WHY: Howard’s work with Tidepool is truly changing the paradigm for data-driven diabetes care; he’s helping to pave the way for innovative, interconnected tools that will have significant impact in healthcare even beyond diabetes. Huge thanks to you, Howard!


Hope Warshaw (AADE)

WHO: Hope is a well-known nutrition expert, author and CDE (certified diabetes educator) currently serving as 2016 President of the American Association of Diabetes Educators (AADE).

WHAT: Early on, Hope recognized the power of the patient community and the imperative that the Healthcare Establishment embrace patients. She has worked tirelessly to include patient advocates in national conferences and other prominent forums, and has been a strong voice advocating for an improved patient-provider partnership model. Hope even created a seminal handout to introduce healthcare providers to the DOC (Diabetes Online Community). As current president of AADE, she brings a disruptive approach that includes teaching CDEs how to best use technology and web tools to improve outcomes.
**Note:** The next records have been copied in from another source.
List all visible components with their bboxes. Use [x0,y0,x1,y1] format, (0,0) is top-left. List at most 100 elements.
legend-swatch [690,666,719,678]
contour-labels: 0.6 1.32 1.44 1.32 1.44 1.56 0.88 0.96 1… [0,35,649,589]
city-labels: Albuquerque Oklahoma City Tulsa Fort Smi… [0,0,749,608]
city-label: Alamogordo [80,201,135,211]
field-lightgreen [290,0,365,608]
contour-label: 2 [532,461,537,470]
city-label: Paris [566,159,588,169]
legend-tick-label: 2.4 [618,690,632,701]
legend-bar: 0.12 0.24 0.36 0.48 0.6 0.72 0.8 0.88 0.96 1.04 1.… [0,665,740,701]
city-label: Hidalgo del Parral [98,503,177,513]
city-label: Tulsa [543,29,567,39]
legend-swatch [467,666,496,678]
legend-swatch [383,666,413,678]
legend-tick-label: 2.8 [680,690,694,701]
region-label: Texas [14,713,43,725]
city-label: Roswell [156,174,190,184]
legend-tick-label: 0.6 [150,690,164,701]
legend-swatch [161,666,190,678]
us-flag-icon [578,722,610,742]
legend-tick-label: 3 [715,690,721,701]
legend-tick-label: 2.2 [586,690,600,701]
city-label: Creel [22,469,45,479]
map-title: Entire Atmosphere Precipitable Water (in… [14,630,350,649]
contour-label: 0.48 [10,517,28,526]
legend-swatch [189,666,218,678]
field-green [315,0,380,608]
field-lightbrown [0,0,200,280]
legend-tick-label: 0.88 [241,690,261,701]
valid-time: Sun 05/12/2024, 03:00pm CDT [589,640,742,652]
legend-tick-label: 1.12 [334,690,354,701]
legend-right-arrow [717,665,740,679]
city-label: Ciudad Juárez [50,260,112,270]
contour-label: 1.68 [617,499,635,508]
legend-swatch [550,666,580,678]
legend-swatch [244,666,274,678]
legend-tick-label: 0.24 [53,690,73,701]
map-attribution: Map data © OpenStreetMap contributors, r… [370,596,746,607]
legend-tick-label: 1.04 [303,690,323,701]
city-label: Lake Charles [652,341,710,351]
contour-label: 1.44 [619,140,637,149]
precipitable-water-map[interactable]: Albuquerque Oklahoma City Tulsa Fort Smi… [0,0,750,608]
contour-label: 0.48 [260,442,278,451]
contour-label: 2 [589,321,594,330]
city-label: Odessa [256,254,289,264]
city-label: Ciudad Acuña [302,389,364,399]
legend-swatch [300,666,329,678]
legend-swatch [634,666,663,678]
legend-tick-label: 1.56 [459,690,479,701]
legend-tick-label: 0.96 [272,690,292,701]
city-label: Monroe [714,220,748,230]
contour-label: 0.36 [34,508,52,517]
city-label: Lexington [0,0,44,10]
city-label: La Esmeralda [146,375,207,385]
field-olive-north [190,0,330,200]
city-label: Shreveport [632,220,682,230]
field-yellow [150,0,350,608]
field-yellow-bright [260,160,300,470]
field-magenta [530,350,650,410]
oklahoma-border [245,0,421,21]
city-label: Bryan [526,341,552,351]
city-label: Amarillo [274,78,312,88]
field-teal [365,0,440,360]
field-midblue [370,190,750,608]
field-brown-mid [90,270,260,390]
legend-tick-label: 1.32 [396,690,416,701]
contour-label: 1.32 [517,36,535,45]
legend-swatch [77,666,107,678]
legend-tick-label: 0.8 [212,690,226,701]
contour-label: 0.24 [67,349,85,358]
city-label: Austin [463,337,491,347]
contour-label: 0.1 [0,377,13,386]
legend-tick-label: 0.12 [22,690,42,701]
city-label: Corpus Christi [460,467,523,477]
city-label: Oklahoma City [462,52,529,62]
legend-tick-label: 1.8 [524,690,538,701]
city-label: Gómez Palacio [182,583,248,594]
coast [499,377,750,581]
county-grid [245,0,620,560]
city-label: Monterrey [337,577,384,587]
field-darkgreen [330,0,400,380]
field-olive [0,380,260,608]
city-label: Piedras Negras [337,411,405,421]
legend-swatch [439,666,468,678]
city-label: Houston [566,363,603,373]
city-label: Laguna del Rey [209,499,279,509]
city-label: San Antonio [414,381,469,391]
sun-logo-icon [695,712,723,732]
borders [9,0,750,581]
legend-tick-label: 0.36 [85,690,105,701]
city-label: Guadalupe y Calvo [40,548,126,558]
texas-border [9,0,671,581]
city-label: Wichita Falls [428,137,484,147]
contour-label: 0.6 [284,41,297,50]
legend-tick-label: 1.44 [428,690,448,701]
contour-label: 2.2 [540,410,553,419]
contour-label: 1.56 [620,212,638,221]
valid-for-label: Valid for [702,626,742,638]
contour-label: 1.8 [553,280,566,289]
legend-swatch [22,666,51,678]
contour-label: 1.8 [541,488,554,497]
WHY: Aside from her prolific work on nutrition, Hope has arguably done more than any healthcare professional ever to provide the Patient Community a “seat at the table” in important forums. Her work has helped legitimize the patient voice, toward a more collaborative and positive treatment experience for both patients and providers going forward.


Our sincerest appreciation for all that these folks and their colleagues do toward improving life with diabetes!